Wings are therefore overdesigned, in response, making them much heavier than needed. This requires very stringent inspection intervals to manage fatigue and keep the thousands of aircraft that fly daily safe.
With emerging techniques developed at CHESS (Cornell High Energy Synchrotron Source), or one of the five other high energy light sources around the world, it is becoming possible to use testing machines to load large aircraft components as they would be loaded in-flight, then interrogate them with high energy synchrotron x-rays. The x-rays measure how each individual metallic crystal is loaded and how the properties of that crystal change during each fatigue cycle.
The new Materials Solutions Network at CHESS (MSN-C), led by CHESS associate director Matthew P. Miller, Mechanical and Aerospace Engineering, provides dedicated access to two new x-ray beamlines at CHESS. They are the SMB, the structural materials beamline, and FMB, the functional materials beamline—exclusively for Air Force and other Department of Defense (DOD) materials researchers and their industrial collaborators.
SMB is optimized to examine engineering alloys and composites during service conditions.
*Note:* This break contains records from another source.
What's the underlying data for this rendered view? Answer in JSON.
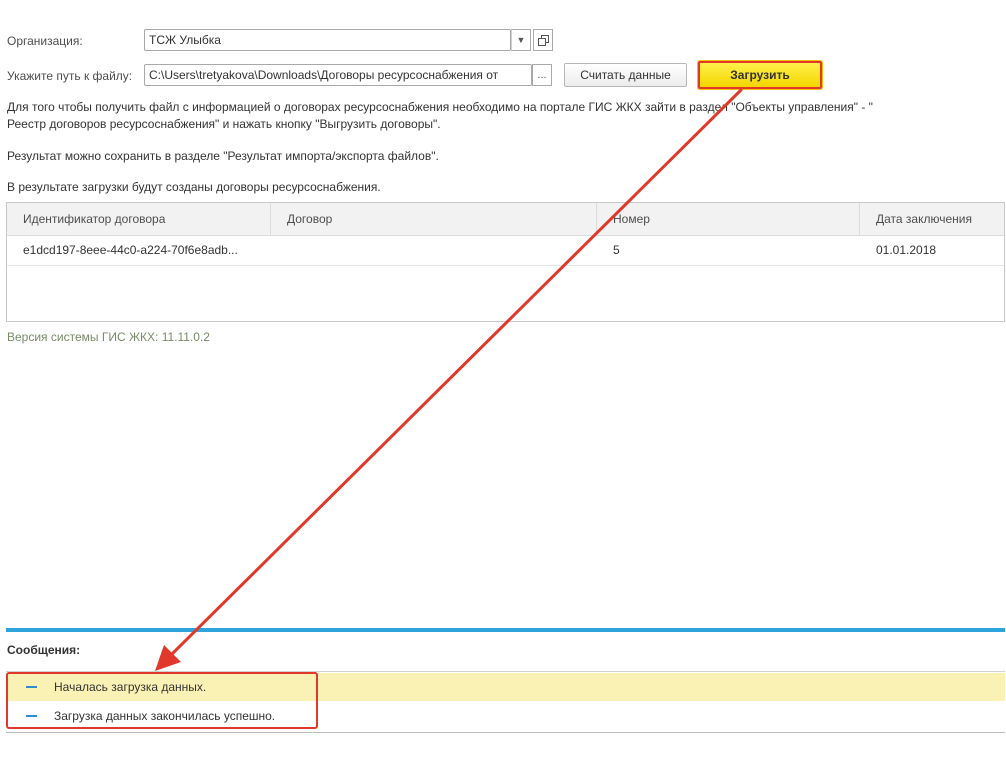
{
  "form": {
    "org_label": "Организация:",
    "org_value": "ТСЖ Улыбка",
    "path_label": "Укажите путь к файлу:",
    "path_value": "C:\\Users\\tretyakova\\Downloads\\Договоры ресурсоснабжения от",
    "browse_label": "...",
    "read_button": "Считать данные",
    "load_button": "Загрузить"
  },
  "info": {
    "line1": "Для того чтобы получить файл с информацией о договорах ресурсоснабжения необходимо на портале ГИС ЖКХ зайти в раздел \"Объекты управления\" - \"",
    "line2": "Реестр договоров ресурсоснабжения\" и нажать кнопку \"Выгрузить договоры\".",
    "line3": "Результат можно сохранить в разделе \"Результат импорта/экспорта файлов\".",
    "line4": "В результате загрузки будут созданы договоры ресурсоснабжения."
  },
  "table": {
    "columns": [
      "Идентификатор договора",
      "Договор",
      "Номер",
      "Дата заключения"
    ],
    "rows": [
      [
        "e1dcd197-8eee-44c0-a224-70f6e8adb...",
        "",
        "5",
        "01.01.2018"
      ]
    ]
  },
  "version": "Версия системы ГИС ЖКХ: 11.11.0.2",
  "messages": {
    "title": "Сообщения:",
    "items": [
      "Началась загрузка данных.",
      "Загрузка данных закончилась успешно."
    ]
  },
  "colors": {
    "accent": "#2ea3dc",
    "primary_button": "#f3d600",
    "annotation": "#e0392b",
    "active_message": "#faf1b5"
  },
  "icons": {
    "dropdown": "chevron-down-icon",
    "open": "open-form-icon",
    "message_bullet": "dash-icon"
  }
}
FMB is optimized to study the properties and processing (especially 3D printing) of soft materials emerging in a broad range of DOD applications, such as nanoparticle-reinforced functional polymers. These include new generations of low-cost, flexible lightweight electronics that can incorporate medical monitors and fitness sensors as well as power sources that convert body heat or motion into electricity. DOD researchers will have exclusive access to MSN-C, as well as the enhanced user support provided by the CHESS staff.